Titel: Ueber einige neuere Lyoner Seidenfabrikate.
Autor: Anonymus
Fundstelle: 1836, Band 59, Nr. XXV./Miszelle 16 (S. 157–158)
URL: http://dingler.culture.hu-berlin.de/article/pj059/mi059025_16

Ueber einige neuere Lyoner Seidenfabrikate.

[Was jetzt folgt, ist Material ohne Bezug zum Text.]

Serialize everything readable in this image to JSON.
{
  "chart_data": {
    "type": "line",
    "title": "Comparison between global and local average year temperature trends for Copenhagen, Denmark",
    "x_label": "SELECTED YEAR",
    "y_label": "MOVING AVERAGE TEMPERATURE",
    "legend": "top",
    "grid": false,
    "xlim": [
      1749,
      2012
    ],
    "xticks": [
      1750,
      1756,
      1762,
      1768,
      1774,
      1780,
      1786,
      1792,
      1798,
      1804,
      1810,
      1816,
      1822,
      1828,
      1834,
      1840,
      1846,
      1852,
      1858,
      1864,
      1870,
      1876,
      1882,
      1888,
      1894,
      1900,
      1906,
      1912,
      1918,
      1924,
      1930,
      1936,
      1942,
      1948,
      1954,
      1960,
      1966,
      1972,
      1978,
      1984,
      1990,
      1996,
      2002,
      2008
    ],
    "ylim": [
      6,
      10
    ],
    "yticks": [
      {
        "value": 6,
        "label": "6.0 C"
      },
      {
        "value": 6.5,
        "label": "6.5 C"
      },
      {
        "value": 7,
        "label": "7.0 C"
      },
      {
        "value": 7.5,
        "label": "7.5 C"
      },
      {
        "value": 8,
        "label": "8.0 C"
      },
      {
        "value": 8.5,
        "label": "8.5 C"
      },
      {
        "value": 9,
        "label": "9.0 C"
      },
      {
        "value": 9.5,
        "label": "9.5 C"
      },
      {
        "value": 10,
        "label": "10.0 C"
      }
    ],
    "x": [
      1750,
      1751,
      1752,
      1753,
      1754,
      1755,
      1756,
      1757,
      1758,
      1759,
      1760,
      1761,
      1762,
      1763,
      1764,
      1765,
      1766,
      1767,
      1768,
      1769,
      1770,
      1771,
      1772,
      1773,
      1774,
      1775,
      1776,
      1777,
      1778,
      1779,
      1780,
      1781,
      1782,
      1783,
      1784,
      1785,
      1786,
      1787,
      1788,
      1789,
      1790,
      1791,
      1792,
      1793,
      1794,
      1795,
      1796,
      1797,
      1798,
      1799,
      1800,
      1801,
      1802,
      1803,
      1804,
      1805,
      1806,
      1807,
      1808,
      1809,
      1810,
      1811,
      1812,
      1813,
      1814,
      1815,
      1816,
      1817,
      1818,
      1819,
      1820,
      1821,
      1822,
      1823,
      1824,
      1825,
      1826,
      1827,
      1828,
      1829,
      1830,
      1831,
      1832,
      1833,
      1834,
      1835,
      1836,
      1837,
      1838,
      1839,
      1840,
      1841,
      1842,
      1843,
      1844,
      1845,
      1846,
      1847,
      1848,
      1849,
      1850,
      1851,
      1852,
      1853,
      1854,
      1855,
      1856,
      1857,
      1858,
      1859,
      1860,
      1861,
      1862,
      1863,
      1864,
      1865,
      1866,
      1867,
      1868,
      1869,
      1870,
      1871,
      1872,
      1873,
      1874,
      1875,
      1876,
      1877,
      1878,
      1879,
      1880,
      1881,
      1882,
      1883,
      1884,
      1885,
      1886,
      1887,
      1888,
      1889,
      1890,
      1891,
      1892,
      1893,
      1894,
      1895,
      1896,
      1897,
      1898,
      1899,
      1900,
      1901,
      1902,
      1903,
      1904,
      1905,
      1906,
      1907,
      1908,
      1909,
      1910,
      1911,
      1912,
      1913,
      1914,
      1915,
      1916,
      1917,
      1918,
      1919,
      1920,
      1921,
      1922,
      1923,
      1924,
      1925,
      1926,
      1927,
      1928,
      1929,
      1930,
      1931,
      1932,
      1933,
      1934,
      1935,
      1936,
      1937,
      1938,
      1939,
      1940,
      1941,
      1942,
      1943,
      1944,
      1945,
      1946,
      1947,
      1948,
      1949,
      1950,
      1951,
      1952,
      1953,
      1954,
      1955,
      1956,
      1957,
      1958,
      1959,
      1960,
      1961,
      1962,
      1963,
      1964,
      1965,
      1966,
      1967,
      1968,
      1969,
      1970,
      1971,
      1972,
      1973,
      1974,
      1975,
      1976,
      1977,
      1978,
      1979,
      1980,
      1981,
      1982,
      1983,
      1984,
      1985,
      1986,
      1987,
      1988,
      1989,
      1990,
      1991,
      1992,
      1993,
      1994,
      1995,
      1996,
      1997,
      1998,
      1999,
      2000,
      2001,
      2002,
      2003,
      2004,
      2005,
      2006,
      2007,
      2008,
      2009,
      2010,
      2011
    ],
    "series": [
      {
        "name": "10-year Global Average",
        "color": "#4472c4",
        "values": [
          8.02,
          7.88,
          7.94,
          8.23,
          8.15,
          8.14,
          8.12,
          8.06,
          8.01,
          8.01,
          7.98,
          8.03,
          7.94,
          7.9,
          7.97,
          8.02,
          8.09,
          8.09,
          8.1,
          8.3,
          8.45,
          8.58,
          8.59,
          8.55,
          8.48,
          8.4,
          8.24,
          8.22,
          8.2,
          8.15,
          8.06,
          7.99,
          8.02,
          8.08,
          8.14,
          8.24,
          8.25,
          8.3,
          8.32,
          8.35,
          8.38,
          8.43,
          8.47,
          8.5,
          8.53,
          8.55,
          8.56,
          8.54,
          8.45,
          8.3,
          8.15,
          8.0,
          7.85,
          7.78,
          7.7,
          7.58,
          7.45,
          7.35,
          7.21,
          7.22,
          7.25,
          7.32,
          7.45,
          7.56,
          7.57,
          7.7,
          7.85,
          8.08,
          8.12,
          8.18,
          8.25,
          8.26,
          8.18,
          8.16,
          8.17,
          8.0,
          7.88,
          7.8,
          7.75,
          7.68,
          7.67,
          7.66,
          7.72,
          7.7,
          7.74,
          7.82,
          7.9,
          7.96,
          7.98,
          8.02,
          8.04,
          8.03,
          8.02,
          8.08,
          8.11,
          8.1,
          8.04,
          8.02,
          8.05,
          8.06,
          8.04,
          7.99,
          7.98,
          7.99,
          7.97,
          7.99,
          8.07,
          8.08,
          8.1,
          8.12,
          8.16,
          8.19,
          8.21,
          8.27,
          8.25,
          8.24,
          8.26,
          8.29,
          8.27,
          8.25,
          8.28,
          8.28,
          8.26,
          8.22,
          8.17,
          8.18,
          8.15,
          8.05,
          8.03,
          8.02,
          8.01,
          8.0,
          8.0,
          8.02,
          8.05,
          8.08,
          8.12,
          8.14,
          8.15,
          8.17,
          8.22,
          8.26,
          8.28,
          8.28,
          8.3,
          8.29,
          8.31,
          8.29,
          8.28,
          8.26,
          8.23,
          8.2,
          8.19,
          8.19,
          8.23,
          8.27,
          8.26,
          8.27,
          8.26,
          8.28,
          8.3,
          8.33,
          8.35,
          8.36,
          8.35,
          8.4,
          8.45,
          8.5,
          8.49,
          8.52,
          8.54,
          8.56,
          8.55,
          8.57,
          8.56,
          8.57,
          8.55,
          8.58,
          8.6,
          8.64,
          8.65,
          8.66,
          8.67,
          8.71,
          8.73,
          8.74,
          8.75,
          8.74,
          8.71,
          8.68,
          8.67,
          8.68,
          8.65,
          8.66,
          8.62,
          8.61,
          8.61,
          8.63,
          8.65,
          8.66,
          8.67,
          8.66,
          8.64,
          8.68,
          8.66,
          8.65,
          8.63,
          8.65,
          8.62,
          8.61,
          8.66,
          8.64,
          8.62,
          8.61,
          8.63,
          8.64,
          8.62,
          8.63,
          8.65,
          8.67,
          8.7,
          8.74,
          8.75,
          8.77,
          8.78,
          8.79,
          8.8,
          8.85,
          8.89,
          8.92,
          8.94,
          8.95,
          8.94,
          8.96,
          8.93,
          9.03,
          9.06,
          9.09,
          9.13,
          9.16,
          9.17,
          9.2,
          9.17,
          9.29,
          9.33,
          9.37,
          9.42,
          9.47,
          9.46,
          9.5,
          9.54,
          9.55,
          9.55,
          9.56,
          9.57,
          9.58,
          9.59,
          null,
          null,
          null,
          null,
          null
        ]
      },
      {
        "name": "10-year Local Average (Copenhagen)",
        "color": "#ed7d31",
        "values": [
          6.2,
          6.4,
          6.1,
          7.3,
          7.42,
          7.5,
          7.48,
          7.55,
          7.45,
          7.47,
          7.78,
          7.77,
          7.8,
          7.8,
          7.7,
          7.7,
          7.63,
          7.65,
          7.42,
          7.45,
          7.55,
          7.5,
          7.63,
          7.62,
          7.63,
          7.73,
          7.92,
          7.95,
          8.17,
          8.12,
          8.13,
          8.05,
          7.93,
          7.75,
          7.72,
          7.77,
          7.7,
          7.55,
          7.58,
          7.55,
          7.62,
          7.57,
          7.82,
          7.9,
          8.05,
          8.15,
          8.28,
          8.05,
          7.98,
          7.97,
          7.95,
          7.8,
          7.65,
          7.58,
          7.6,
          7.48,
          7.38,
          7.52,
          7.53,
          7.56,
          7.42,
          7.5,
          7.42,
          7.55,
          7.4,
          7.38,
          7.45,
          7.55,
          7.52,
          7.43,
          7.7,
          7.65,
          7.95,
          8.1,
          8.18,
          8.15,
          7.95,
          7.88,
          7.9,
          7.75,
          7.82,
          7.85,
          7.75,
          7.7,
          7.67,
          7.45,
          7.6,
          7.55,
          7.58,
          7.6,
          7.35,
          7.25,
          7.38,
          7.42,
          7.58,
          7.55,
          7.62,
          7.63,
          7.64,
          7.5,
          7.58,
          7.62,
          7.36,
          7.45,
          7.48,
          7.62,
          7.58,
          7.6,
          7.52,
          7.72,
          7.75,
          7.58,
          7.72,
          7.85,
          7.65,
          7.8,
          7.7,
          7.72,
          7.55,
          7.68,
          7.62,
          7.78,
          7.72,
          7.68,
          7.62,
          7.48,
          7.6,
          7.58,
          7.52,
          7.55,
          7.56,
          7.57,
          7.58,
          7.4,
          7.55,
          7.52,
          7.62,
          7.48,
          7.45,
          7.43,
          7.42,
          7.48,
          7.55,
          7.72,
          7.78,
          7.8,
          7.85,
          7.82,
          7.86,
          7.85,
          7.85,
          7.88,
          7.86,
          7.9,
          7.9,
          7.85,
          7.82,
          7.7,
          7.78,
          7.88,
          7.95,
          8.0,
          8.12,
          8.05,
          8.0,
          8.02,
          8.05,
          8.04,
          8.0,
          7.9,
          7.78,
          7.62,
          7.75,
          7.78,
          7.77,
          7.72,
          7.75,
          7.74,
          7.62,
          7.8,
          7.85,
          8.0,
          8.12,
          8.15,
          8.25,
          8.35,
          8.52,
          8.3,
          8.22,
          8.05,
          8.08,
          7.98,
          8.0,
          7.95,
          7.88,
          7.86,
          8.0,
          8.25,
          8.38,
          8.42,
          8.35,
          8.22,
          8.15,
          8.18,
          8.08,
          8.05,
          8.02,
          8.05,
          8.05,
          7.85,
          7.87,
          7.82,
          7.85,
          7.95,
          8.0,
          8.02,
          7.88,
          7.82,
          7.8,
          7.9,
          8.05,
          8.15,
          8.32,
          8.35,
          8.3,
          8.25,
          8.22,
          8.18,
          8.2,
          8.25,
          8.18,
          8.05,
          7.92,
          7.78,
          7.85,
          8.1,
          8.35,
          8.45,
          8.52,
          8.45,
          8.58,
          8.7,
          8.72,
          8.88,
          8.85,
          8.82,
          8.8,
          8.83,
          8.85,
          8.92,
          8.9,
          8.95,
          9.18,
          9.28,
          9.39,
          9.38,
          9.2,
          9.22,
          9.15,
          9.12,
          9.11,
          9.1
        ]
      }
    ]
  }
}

Da die Stikereien auf Seide sehr theuer, die broschirten Seidenzeuge nicht für Jedermann sind, und da der Druk auf Seide wenig Glanz darbietet, so hatte ein Lyoner Haus die Idee, Gros de Naples-Zeuge auf der Kette druken zu lassen. Es gelingt auf diese Weise beinahe vollkommen, die gestikten und façonnirten Zeuge nachzuahmen. Man arbeitet folgender Maßen. Man windet die Kette auf |158| eine Walze und bringt sie in den Webestuhl, in welchem der Arbeiter in Entfernungen von einer Elle 40 bis 50 Schüzenschläge macht, um die Kette in gleicher Breite zu erhalten. Diese Kette bringt man dann über zwei Walzen gespannt auf eine Druktafel, auf der man sie mit hölzernen Formen bedrukt, gleichwie dieß beim Calicodruke zu geschehen pflegt. Zur Fixirung der Farben läßt man die bedrukte Kette durch Wasserdampf laufen, um sie dann wieder in den Webestuhl zu bringen, daselbst die eingezogenen Quersäden zu entfernen, und übrigens auf die gewöhnliche Weise weiter zu behandeln. Ein anderes Lyoner Haus hat das uralte Denteliren der Zeuge mittelst kupferner Model, in denen zahlreiche, ein Spizenmuster bildende und warm gehaltene Spizen angebracht sind, neuerdings wieder eingeführt. Man bringt den Atlas, den Florence, den Taffet mit etwas Gummiwasser befeuchtet, streifenweise auf die Model und schlägt mit kleinen, aus Haaren verfertigten und sehr dichten Bürsten ähnlichen Hämmern auf die Zeuge. Jede der kleinen Spizen bildet auf diese Weise ein Loch, welches eine Spizenmasche vorstellt, so daß auf diese Weise Dessins erzeugt werden können, die der Blondenstikerei sehr ähnlich sind. Man verfertigt solcher Maßen sehr schöne Kleider und Shawls. (Aus dem Recueil industriel. Oktober 1835, S. 60.)